= Maurice of Porto =

Maurice (Latin Mauritius, Italian Maurizio) was the cardinal-bishop of Porto e Santa Rufina from between 1095 and 1099 until 1102. Following the success of the First Crusade, he was the apostolic legate in the Holy Land from 1100 until his death in 1102. From late 1101 he was also the acting patriarch of Jerusalem.

Nothing is known concerning Maurice's life before he became a cardinal. According to the modern papal historian Gaetano Moroni, he was consecrated a cardinal by Pope Urban II in 1088, but a bishop John is still recorded at Porto as late as 18 February 1095. Moroni, following Ferdinando Ughelli, also records that Maurice consecrated an altar dedicated to Saint Mammes in the church of Santa Cecilia in Trastevere on 24 February 1098. The primary source for this claim is lost. The earliest conclusive attestation of Maurice as bishop comes from the Liber pontificalis, which records him among the six cardinal-bishops who on 14 August 1099 consecrated Pope Paschal II.

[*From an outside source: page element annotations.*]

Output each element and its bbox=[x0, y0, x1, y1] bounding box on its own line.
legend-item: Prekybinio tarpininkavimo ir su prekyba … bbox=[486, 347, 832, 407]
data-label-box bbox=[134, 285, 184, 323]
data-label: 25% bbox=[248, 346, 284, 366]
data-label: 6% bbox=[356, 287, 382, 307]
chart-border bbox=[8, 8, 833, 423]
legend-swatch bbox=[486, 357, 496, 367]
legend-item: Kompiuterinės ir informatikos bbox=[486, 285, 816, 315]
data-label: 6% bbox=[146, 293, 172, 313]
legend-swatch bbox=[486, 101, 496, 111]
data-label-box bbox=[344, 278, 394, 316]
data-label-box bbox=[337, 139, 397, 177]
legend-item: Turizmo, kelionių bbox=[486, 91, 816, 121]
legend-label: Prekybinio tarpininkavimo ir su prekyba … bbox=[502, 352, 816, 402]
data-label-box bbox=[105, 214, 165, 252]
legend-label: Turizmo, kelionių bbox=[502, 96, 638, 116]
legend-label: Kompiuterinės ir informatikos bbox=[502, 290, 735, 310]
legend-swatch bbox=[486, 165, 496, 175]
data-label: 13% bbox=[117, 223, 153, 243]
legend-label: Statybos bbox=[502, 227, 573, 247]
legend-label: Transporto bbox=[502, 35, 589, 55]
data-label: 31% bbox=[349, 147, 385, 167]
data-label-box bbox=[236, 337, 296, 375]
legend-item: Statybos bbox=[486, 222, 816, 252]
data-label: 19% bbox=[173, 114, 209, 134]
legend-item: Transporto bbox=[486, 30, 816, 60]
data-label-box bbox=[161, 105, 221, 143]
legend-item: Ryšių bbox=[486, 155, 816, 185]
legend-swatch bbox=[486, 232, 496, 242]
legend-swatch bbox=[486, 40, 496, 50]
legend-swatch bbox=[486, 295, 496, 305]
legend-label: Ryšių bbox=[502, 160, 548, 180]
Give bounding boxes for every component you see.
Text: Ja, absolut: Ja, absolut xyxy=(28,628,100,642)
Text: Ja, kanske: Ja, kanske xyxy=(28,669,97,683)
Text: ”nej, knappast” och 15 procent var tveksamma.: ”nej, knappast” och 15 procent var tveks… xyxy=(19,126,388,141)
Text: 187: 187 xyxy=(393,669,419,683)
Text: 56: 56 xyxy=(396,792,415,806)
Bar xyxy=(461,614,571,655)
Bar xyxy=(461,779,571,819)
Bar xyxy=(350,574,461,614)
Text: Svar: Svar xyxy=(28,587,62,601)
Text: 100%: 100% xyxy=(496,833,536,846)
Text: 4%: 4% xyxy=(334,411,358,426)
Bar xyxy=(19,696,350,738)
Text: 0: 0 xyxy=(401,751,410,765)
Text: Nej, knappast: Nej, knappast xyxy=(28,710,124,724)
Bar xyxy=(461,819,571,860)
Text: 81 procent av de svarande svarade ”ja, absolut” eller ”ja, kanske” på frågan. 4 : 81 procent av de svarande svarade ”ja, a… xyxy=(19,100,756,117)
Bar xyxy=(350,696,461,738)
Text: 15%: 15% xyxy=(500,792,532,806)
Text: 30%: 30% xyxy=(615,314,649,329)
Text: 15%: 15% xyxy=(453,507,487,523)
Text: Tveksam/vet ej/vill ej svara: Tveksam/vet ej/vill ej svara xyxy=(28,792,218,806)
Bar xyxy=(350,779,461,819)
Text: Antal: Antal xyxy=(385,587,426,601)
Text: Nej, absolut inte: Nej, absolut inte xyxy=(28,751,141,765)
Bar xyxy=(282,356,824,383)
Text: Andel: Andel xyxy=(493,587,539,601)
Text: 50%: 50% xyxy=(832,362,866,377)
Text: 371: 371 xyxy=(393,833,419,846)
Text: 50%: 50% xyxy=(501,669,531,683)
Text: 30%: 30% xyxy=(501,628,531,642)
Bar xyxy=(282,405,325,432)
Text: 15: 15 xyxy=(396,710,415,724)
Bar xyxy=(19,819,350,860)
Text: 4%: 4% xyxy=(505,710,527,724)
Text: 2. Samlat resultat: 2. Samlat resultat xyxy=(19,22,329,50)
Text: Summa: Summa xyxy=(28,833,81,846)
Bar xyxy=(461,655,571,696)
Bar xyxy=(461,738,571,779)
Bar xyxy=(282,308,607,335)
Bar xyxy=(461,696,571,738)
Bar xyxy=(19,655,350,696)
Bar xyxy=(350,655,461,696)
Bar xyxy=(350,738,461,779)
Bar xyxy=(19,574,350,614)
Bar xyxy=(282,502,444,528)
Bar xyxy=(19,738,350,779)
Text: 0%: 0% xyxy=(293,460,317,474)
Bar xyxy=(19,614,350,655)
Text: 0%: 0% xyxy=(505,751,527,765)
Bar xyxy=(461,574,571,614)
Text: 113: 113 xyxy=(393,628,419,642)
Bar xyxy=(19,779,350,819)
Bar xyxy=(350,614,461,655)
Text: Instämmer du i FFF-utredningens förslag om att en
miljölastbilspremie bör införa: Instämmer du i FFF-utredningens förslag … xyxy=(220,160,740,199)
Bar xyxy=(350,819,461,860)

On 4 May 1100, Paschal appointed Maurice as his legate to the Holy Land, responsible for bringing the church in the new Crusader states more firmly under papal control. He left for Genoa, where in July he assisted in the consecration of the church of San Teodoro. He left with a Genoese army aboard a Genoese ship on 1 August, arriving outside Latakia no later than 25 September. There, probably in mid-October, he joined the entourage of Count Baldwin of Edessa and accompanied it to Jerusalem. On 25 December, Baldwin was crowned King of Jerusalem by Patriarch Daimbert of Jerusalem.

Following his coronation, Baldwin accused the patriarch before the legate of having betrayed the Crusaders and trying to have him (Baldwin) killed. The sources do not agree on how Maurice responded to these accusations. According to Albert of Aachen, whose account is based on reports, the legate forbade Daimbert from officiating at the celebration of Easter and Maurice himself led the ceremonies. Caffaro di Rustico, a Genoese soldier who had travelled to the Holy Land in the same fleet as Maurice and was an eyewitness to these events, claims that Daimbert, with both Maurice and Baldwin present, preached a sermon at Easter in the Church of the Holy Sepulchre on 21 April 1101.

The rivalry between Baldwin and Daimbert continued over the next year, with Maurice acting as a mediator with the goal of preserving Daimbert's position. Eventually, however, it had become untenable and the legate deposed the patriarch, assuming his duties ad interim in the fall of 1101. This situation lasted only until Maurice's death in the spring of 1102. By the fall he had been succeeded as legate by Cardinal Robert of Paris. By 29 July 1103 he had been succeeded as bishop of Porto by another John.